Eine Handvoll Filme

Wie beim letzten Mal geht es hier wieder um fünf Filme, die ich in keiner anderen Kategorie bespreche, euch aber trotzdem meine Meinung nicht vorenthalten möchte. Vielleicht sind für euch ja auch ein paar Anregungen dabei, auch wenn die Kinos aktuell wieder schrittweise öffnen 😉

Whale Rider

Die Handlung: Paikea (Keisha Castle-Hughes) wächst bei ihren Großeltern auf, nachdem ihre Mutter und ihr Zwillingsbruder bei der Geburt starben und ihr Vater sich danach komplett von der Familie zurückzog. Da ihr Großvater der Häuptlings ihres Maori Stammes in Neuseeland ist, wächst sie zwischen Liebe und Abneigung auf, da sie als Mädchen niemals die Nachfolge antreten kann. Obwohl sie die Traditionen und Anforderungen am besten erfüllt, will ihr Großvater in einem Ausbildungscamp die anderen Jungs aus dem Dorf trainieren.

Meine Meinung: Whale Rider ist einer der ersten Filme, an die ich mich noch aktiv erinnere dafür im Kino gewesen zu sein. Es ist ein Film, der einem zum einen die Situation der Maori in Neuseeland gefangen zwischen Moderne und Tradition näher bringt, sich aber vor allem auf die zwischenmenschlichen Töne konzentriert. Mit Paikeas Kampf um Anerkennung ist es auch ein Film über Emanzipation. Man fiebert mit ihr, leidet mit ihn und versteht, was in ihr vorgeht.
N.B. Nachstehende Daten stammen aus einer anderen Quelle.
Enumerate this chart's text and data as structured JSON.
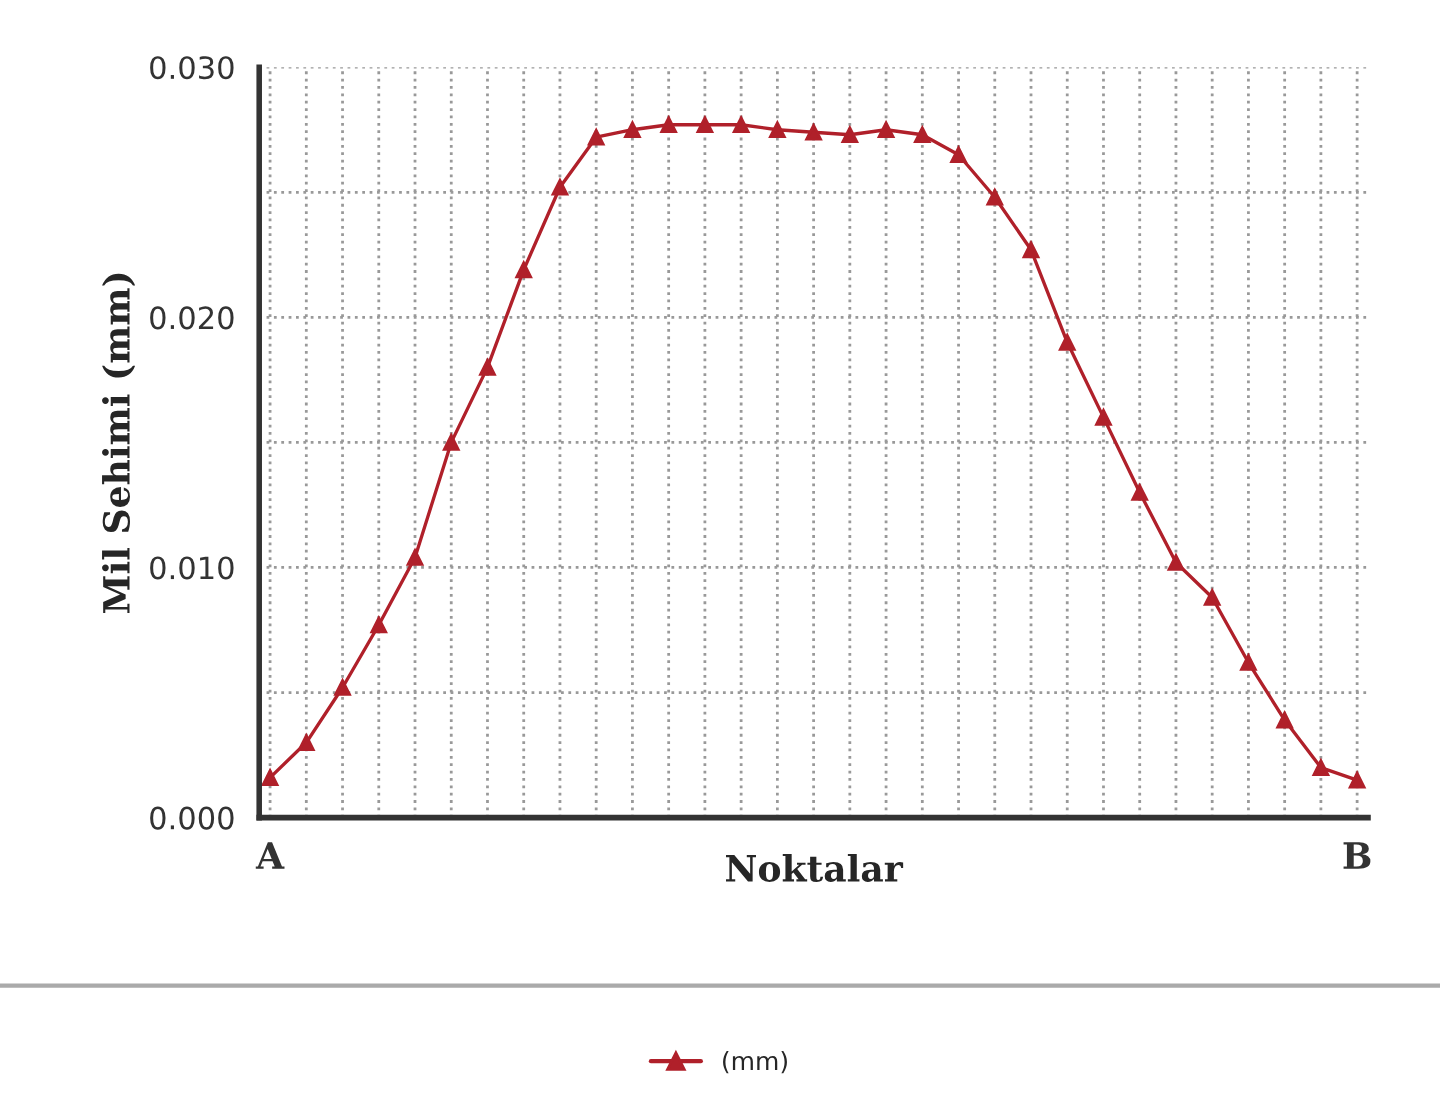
{
  "chart_data": {
    "type": "line",
    "xlabel": "Noktalar",
    "ylabel": "Mil Sehimi (mm)",
    "categories": [
      "A",
      null,
      null,
      null,
      null,
      null,
      null,
      null,
      null,
      null,
      null,
      null,
      null,
      null,
      null,
      null,
      null,
      null,
      null,
      null,
      null,
      null,
      null,
      null,
      null,
      null,
      null,
      null,
      null,
      null,
      "B"
    ],
    "series": [
      {
        "name": "(mm)",
        "color": "#b0202a",
        "values": [
          0.0016,
          0.003,
          0.0052,
          0.0077,
          0.0104,
          0.015,
          0.018,
          0.0219,
          0.0252,
          0.0272,
          0.0275,
          0.0277,
          0.0277,
          0.0277,
          0.0275,
          0.0274,
          0.0273,
          0.0275,
          0.0273,
          0.0265,
          0.0248,
          0.0227,
          0.019,
          0.016,
          0.013,
          0.0102,
          0.0088,
          0.0062,
          0.0039,
          0.002,
          0.0015
        ]
      }
    ],
    "ylim": [
      0,
      0.03
    ],
    "yticks": [
      {
        "value": 0,
        "label": "0.000"
      },
      {
        "value": 0.005,
        "label": null
      },
      {
        "value": 0.01,
        "label": "0.010"
      },
      {
        "value": 0.015,
        "label": null
      },
      {
        "value": 0.02,
        "label": "0.020"
      },
      {
        "value": 0.025,
        "label": null
      },
      {
        "value": 0.03,
        "label": "0.030"
      }
    ],
    "grid": true,
    "legend": "bottom",
    "marker": "triangle",
    "line_style": "solid"
  }
}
Dafür hilft es, dass Castle-Hughes schon in jungen Jahren versteht, die Emotionen ihrer Rolle durch ihre Mimik wiederzugeben. Die innere Zerissenheit zwischen ihrer bedingungslosen Liebe ihres Großvaters gegenüber und dem Schmerz, den sie durch seine ständige Zurückweisung erfährt, schwingt in jeder Emotion mit. Nicht umsonst wurde sie 2004 als damals jüngste Darstellerin für einen Oscar als beste Darstellerin nominiert. Als Zuschauer ist man ebenfalls hin und hergerissen zwischen der traurigen, aber doch hoffnungsvollen Geschichte, die sich wunderbar in Einklang mit der Umgebung bringen lässt. Neuseelands Landschaft ist rau und doch wunderschön.

Whale Rider ist bei keinem gängigen Anbieter in der Flatrate enthalten. Er kann bei iTunes geliehen werden.

Familie Willoughby

Die Handlung: Familie Willoughby, dass sind Vater und Mutter Willoughby, die einer einflussreichen Familie entstammen, und sich unsterblich lieben. Dadurch sind die Kinder Tim, Jane und die Zwillinge, beide mit Namen Barnaby, entstanden. Doch Vater und Mutter sind genervt von allem, was sie von ihrer Liebe zueinander ablenkt. Und so hungern die Kinder und verwahrlosen. Bis sie eines Tages keine Lust mehr haben und beschließen ihre Eltern auf eine Abenteuerreise zu schicken, von der sie hoffentlich nie wiederkommen, damit sie zu Waisen werden. Das sich daraus noch ganz andere Abenteuer entwickeln könnten, ahnen die Kinder nicht.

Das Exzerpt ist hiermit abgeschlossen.